Participant founder Jeff Skoll made opening remarks by recounting how his then-nascent company set out to make a film version of what was really just a slide show Gore was taking around the country in an effort to get people to hear his impassioned message about the dangers of global warming and climate change. Most notably, he said, one of their shoots where Gore was doing his presentation for a group of insurance adjusters in a Southern city had to be postponed. That city was New Orleans, and the reason was a hurricane by the name of Katrina. Skoll says that was a turning point for the film. Upon completion, it debuted at Sundance, where the company thought it just might make a little ripple. “Participant came into that Sundance with two documentaries. One we thought would likely go to air on PBS, and the other might be a global phenomenon. The World According to Sesame Street was the one we thought would be the phenomenon, but it went instead to PBS. And An Inconvenient Truth was picked up by our friends at Paramount and has done all the things it has done,” said Skoll, who has built his company on making films that can inspire and get people involved, something they pioneered with Truth. He then introduced Gore, who praised Skoll. “He has done something no one else has done: to make entertaining media with very powerful messages that are designed to change the world for the better,” he said before noting Guggenheim was the irreplaceable creative force that shaped the movie.
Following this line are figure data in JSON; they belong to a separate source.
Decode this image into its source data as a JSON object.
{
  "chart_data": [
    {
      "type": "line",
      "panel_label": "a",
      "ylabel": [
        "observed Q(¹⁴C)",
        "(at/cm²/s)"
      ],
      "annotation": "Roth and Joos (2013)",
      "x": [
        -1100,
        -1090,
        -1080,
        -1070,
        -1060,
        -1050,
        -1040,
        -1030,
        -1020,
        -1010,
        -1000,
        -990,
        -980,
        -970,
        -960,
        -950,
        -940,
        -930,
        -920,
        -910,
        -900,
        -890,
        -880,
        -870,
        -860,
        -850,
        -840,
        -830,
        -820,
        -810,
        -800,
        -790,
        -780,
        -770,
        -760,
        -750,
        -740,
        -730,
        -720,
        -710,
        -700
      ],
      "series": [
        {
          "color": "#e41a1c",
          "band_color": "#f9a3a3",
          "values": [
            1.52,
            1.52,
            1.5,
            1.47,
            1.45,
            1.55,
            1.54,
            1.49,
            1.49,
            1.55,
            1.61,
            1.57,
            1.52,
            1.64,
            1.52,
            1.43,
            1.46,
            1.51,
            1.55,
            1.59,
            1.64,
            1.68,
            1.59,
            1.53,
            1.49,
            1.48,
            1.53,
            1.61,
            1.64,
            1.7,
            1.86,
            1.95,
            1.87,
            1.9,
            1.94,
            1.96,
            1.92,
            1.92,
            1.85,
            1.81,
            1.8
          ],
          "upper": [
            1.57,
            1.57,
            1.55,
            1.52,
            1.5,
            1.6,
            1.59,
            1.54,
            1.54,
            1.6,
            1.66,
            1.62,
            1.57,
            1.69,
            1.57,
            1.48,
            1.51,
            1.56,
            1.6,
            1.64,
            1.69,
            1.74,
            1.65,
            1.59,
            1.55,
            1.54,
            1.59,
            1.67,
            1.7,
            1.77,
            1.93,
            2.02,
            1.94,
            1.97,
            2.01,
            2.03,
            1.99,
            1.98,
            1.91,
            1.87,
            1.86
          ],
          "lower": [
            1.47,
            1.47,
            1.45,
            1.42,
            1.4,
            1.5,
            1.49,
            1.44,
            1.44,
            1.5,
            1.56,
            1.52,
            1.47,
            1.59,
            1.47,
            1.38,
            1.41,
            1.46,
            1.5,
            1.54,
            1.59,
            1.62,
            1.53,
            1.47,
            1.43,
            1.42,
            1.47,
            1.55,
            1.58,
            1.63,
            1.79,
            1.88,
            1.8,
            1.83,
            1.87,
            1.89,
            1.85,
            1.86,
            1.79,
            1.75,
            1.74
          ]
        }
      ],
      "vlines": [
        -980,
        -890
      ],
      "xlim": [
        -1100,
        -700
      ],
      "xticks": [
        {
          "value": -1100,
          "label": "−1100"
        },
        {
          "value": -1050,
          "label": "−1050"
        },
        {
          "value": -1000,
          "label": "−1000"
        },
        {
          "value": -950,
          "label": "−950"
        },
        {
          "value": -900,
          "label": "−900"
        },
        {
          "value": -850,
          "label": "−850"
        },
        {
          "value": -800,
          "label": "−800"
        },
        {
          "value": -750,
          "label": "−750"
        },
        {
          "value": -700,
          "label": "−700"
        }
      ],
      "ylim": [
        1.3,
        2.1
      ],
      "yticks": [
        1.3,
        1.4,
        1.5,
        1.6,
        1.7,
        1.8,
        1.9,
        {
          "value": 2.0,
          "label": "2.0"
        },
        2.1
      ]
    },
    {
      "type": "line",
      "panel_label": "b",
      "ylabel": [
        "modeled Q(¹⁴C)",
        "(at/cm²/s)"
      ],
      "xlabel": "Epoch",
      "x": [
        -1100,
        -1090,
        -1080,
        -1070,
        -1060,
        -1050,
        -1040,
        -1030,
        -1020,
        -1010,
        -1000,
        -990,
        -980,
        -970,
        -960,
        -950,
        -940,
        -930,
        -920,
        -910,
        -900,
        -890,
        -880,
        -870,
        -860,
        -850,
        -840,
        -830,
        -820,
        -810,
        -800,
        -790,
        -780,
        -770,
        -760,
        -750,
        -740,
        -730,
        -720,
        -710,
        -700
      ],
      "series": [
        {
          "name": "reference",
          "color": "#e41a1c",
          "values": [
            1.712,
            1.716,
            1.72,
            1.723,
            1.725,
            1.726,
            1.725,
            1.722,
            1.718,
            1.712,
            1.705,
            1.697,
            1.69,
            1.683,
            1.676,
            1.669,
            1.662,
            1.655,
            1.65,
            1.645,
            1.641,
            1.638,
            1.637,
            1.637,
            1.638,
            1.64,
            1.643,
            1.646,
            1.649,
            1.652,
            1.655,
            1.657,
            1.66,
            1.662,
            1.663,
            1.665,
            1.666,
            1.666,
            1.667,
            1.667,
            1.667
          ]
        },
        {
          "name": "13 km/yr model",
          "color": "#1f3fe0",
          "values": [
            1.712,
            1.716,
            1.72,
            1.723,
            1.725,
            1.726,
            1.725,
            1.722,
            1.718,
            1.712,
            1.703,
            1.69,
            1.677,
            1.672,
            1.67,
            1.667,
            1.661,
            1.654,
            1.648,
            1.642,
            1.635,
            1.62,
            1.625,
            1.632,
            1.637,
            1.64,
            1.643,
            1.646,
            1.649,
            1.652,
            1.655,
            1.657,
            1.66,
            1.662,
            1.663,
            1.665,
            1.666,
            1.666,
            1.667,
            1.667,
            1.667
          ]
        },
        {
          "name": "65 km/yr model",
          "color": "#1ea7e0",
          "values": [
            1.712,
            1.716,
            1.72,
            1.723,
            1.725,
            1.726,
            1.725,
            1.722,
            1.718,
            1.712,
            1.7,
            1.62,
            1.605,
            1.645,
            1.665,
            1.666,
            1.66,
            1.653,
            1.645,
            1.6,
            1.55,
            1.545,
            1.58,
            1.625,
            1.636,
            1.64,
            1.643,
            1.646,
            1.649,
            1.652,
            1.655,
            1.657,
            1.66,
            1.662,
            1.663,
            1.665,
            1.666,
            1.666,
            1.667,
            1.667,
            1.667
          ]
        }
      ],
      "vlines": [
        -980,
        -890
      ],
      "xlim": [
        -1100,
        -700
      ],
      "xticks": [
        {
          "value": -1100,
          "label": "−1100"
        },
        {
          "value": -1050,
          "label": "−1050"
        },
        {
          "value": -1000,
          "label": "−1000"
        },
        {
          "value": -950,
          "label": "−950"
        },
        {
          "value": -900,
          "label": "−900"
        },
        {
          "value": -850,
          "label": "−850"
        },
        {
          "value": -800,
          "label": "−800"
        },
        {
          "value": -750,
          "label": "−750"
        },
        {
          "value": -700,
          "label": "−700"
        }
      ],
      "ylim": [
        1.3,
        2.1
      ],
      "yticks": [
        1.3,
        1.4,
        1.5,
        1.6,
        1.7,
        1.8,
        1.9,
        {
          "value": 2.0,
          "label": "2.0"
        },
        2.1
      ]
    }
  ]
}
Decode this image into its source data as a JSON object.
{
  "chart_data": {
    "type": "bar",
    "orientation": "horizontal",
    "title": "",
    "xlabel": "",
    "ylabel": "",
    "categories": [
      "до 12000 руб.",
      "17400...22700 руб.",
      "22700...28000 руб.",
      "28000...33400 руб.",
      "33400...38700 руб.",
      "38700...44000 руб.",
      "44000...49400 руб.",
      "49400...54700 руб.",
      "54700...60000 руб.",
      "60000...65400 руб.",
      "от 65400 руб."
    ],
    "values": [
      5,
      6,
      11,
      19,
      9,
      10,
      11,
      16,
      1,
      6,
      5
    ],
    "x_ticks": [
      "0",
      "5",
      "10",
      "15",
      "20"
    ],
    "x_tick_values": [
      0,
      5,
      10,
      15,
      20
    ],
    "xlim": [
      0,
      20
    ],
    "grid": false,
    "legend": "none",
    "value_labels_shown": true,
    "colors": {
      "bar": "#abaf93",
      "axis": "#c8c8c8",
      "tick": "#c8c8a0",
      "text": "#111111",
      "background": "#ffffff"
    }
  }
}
“I thought it was a terrible idea to try and make a slide show into a movie. I was deeply affected by whoever it was who first said with very thick sarcasm, ‘Al Gore doing a slideshow? What part of that doesn’t scream blockbuster?'” he laughed. Gore said Guggenheim has a disarming interview style that forced him to peel back the layers of his psyche and made him understand his motivations and the issues of the film even better than he had before. “You could go into psychiatry if you wanted to give up directing, Davis,” the ex-veep said, going on note the contributions of the film’s producers including Lesley Chilcott, Lawrence Bender, Scott Z. Burns and Laurie David — all but David were there last night — along with then-President of Participant Ricky Strauss (now marketing wizard at Disney) and Participant documentary head Diane Weyermann. He also noted the distribution and marketing efforts of Paramount’s team including Megan Colligan, who was on hand as well.
Gore talked proudly about the recent Paris agreement in which 197 nations sign landmark accords regarding climate change. He said it was a major turning point, even though he says it’s not time to celebrate quite yet because there is so much more to do. This 10-year anniversary notes how far the movement has come. “We had a sense of mission and it came together and it made one hell of a difference,” Gore told the packed crowd. “But for all the joy that I feel on this 10th anniversary, I will not celebrate because obviously the hard part still lies ahead of us. We are way behind on the scoreboard where the climate crisis is concerned. But the momentum has shifted.”
Afterward I asked Gore what he thought about the criticism about the Paris agreement from presumptive GOP nominee Donald Trump, who said it should be re-negotiated. Gore didn’t want to comment on the record. As for the power that movies can have, he said he was enlightened on that. “I found it out. I didn’t know it at the time,” he told me, while noting surprise when I said An Inconvenient Truth remains the only documentary to win more than one Oscar (in addition to Documentary Feature it also won for Melissa Etheridge’s song “I Need to Wake Up”). Asked if there might be a sequel? “Never say never,” Gore smiled.